Un délai de recours uniformisé de 4 mois

Jusqu’à présent, les modalités de recours contre les différentes décisions liées aux champs offshore étaient particulièrement complexes, puisque dépendant de différents types de législations : le code de l’environnement, notamment pour les autorisations liées à la loi sur l’eau ou les conditions d’implantation en mer, le code général de la propriété des personnes publiques pour l’occupation du domaine public maritime, le code de l’énergie pour les modalités et autorisation de raccordement… mais aussi le code forestier, du patrimoine, de l’urbanisme ou encore de l’aviation civile. Un véritable labyrinthe de normes, répondant chacune à des logiques et procédures propres, illisible pour le justiciable et décourageant pour les porteurs de projets.

Le syndicat des énergies renouvelables, dans un avis de 2014, avait préconisé une harmonisation des délais de recours à deux mois, c’est-à-dire le délai de droit commun en droit administratif général. Après la consultation publique menée durant les six derniers mois sur le projet de décret, ce délai harmonisé a finalement été porté à quatre mois.
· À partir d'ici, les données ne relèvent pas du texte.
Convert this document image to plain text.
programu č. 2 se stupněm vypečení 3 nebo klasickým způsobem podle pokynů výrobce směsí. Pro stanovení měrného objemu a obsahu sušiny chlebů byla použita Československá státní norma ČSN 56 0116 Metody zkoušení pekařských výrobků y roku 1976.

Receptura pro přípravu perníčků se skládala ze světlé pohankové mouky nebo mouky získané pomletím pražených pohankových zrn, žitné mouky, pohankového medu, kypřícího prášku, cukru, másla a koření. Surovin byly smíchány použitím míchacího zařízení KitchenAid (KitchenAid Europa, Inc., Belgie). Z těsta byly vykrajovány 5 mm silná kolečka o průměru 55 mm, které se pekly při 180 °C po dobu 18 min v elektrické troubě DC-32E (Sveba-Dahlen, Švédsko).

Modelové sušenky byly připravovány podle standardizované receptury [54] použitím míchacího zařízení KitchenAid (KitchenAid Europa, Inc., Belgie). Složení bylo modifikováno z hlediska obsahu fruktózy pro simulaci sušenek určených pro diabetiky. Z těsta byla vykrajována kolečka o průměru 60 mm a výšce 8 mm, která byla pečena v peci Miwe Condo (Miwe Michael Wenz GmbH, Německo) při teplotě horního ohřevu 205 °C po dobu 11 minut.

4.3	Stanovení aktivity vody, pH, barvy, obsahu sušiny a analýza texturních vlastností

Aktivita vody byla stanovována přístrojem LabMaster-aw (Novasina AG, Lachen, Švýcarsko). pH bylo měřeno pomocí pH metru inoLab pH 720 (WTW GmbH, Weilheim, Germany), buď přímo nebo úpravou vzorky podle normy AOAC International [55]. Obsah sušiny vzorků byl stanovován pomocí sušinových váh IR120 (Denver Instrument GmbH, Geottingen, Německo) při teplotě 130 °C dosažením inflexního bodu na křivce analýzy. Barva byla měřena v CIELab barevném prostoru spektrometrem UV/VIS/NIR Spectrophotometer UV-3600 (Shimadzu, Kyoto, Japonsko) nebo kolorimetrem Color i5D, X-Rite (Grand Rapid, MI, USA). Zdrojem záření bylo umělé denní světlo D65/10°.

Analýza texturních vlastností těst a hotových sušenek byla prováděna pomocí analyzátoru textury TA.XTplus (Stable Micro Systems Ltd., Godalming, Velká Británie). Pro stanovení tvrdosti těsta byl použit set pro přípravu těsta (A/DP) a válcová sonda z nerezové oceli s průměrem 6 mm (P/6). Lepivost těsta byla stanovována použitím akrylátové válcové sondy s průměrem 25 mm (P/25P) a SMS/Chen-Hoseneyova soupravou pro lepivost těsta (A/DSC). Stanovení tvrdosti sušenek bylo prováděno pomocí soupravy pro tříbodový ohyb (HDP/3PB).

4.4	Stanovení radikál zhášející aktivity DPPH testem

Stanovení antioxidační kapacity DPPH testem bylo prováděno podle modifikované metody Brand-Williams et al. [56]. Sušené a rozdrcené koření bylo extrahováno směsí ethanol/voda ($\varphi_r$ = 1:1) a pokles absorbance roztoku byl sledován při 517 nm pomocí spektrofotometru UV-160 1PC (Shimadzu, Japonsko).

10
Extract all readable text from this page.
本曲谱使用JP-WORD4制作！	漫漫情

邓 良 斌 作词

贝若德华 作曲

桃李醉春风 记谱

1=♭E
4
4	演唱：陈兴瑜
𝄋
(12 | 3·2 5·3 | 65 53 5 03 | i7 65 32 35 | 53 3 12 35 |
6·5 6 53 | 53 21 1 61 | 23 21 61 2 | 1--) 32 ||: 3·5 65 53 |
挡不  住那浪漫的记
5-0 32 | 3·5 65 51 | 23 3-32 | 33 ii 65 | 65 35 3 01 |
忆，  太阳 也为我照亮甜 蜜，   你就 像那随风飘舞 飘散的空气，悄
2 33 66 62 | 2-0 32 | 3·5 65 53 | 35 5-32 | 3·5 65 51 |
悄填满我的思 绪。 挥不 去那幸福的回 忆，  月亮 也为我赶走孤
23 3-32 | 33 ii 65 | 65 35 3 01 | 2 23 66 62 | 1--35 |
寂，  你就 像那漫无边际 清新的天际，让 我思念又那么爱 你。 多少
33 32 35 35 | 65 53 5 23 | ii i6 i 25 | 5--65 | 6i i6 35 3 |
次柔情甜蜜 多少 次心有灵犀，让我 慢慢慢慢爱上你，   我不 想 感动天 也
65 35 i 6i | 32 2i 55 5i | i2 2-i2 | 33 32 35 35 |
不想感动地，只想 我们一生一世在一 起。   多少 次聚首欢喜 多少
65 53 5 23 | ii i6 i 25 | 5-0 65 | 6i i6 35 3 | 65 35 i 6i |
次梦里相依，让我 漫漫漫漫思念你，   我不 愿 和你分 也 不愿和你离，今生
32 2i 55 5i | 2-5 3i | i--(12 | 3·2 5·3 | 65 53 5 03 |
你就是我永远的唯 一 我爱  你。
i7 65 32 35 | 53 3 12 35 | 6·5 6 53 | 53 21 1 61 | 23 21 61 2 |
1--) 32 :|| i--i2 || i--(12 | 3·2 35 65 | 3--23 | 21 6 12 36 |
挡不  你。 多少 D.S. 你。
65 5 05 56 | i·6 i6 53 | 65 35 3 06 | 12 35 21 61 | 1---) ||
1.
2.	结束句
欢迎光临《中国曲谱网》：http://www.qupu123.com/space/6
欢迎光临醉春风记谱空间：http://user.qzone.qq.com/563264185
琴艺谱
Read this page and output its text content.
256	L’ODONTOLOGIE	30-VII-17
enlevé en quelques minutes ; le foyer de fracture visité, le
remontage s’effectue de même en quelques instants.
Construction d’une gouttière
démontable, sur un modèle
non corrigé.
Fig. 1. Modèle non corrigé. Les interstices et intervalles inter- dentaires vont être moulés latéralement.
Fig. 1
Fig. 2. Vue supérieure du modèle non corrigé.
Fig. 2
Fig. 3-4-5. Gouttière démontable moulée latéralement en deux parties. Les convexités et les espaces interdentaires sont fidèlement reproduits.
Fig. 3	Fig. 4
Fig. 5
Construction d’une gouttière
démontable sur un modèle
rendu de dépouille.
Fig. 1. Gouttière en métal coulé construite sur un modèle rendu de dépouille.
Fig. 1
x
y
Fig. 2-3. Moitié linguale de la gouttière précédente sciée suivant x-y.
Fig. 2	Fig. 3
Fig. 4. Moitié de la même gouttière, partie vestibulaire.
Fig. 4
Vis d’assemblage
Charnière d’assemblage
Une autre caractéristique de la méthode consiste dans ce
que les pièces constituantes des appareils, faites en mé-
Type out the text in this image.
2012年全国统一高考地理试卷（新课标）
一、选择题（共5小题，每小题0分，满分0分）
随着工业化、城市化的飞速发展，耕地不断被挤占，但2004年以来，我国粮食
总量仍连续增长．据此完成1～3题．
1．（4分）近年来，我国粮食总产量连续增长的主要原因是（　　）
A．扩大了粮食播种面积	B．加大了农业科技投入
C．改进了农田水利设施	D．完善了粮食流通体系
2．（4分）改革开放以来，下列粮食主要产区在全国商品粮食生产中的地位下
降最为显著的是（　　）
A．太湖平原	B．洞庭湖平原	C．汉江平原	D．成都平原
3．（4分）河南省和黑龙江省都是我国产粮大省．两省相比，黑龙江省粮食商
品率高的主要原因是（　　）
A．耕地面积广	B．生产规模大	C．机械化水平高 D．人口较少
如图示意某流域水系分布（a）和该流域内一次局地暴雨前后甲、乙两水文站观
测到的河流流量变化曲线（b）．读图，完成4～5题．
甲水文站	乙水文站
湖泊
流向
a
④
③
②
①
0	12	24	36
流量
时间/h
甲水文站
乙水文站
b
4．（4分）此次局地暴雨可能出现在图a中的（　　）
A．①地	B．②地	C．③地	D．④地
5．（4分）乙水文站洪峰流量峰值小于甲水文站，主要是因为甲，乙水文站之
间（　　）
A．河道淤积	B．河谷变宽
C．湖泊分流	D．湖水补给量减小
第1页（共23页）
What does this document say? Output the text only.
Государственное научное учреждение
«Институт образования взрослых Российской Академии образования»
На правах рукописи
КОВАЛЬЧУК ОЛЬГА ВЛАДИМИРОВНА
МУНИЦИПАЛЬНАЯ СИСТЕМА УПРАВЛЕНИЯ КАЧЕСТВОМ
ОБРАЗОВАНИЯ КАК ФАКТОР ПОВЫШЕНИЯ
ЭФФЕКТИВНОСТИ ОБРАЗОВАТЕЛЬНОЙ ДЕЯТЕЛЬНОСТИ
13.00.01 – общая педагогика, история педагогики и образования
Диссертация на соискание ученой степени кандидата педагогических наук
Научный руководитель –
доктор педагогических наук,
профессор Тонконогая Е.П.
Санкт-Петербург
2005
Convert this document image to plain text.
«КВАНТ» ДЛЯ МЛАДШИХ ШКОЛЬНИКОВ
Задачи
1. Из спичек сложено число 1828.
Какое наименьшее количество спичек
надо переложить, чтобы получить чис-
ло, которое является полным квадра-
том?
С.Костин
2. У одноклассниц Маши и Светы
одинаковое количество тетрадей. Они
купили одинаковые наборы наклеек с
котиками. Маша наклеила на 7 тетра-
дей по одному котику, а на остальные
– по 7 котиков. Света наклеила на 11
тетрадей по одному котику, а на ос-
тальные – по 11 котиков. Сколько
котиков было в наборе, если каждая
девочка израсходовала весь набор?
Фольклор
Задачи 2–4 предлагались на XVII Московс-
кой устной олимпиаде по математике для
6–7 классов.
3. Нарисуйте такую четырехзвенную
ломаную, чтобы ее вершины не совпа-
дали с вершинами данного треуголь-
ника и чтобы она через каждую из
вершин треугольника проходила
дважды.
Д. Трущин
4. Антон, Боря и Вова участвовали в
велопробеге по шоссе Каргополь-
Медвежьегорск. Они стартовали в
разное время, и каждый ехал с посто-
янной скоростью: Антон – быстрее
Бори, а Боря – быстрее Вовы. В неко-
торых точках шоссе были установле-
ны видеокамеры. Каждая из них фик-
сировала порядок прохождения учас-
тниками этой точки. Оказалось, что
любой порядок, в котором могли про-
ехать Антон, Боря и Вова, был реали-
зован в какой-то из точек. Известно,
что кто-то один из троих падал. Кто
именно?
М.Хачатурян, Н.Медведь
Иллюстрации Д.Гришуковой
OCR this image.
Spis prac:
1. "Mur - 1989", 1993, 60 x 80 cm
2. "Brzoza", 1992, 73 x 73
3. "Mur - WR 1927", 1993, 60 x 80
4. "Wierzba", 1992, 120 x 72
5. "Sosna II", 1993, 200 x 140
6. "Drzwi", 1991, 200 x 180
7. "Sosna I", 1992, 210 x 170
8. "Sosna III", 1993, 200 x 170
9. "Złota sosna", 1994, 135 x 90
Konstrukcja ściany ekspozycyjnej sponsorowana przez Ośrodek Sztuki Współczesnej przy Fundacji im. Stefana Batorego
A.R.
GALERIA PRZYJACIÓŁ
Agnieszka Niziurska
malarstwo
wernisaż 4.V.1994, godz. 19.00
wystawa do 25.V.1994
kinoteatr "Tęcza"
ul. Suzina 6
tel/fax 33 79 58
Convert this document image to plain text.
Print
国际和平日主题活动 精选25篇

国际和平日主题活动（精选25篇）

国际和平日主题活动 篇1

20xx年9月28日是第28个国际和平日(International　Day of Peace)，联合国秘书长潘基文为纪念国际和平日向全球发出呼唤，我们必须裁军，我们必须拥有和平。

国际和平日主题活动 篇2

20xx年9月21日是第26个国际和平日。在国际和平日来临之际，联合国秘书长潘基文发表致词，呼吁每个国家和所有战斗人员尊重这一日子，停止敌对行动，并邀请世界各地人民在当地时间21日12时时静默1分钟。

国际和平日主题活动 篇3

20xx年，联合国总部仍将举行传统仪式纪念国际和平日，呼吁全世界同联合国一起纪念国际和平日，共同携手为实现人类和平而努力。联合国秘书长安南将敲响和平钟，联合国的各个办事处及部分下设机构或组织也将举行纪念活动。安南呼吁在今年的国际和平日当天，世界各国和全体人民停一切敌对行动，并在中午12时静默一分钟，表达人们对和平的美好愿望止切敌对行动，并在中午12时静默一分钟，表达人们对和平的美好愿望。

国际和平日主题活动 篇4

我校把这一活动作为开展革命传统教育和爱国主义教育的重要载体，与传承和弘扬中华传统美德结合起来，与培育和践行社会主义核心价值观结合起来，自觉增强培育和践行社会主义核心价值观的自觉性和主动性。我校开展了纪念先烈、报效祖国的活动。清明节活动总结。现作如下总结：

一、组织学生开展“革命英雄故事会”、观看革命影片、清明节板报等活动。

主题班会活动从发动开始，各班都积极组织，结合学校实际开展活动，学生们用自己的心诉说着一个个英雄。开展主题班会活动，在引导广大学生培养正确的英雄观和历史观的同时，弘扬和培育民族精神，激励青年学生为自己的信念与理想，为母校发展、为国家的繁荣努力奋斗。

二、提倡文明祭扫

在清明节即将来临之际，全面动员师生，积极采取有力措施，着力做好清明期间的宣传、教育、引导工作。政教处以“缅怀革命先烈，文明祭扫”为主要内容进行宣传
Tout sera jugé par la cour administrative d’appel de Nantes

Autre mesure de rationalisation de la procédure : une seule juridiction compétente pour l’ensemble du contentieux. C’est la cour administrative d’appel de Nantes qui connaîtra, en premier et dernier ressort, de tous les recours. Le décret prévoit qu’elle sera dans l’obligation de statuer dans les douze mois suivant le dépôt d’un recours (en ne précisant cependant pas ce qu'il se passera en cas de dépassement de ce délai par la juridiction). Cette nouvelle organisation devrait accélérer les procédures, actuellement très ralenties par les multiples recours. 

Un nouveau recours après le début des travaux ou la mise en service

Un nouveau type de recours est, par ailleurs, crée pour « les personnes physiques ou morales, les communes intéressées ou leurs groupements », qui peuvent « déposer une réclamation auprès du préfet, à compter de la mise en service de l’installation ou de l’ouvrage ou du début des travaux ou de l’activité, aux seules fins de contester l’insuffisance ou l’inadaptation des prescriptions définies dans la décision, en raison des inconvénients ou des dangers que l’installation, l’ouvrage, le travail ou l’activité présente ». Ce recours devrait cependant concerner uniquement les prescriptions environnementales et ne devrait pas remettre en cause les autorisations. Le préfet aura deux mois pour y répondre.

Un allongement de la durée des concessions

Autre mesure de taille dans le décret, l’allongement de la durée des concessions qui passe de trente à quarante ans, répondant ainsi mieux aux exigences capitalistiques et à la durée de vie des installations offshore. L’allongement de la durée maximale des autorisations de productions d’électricité est également prévu : une période de trois ans renouvelable deux fois pourra être assortie à la période actuelle de dix ans.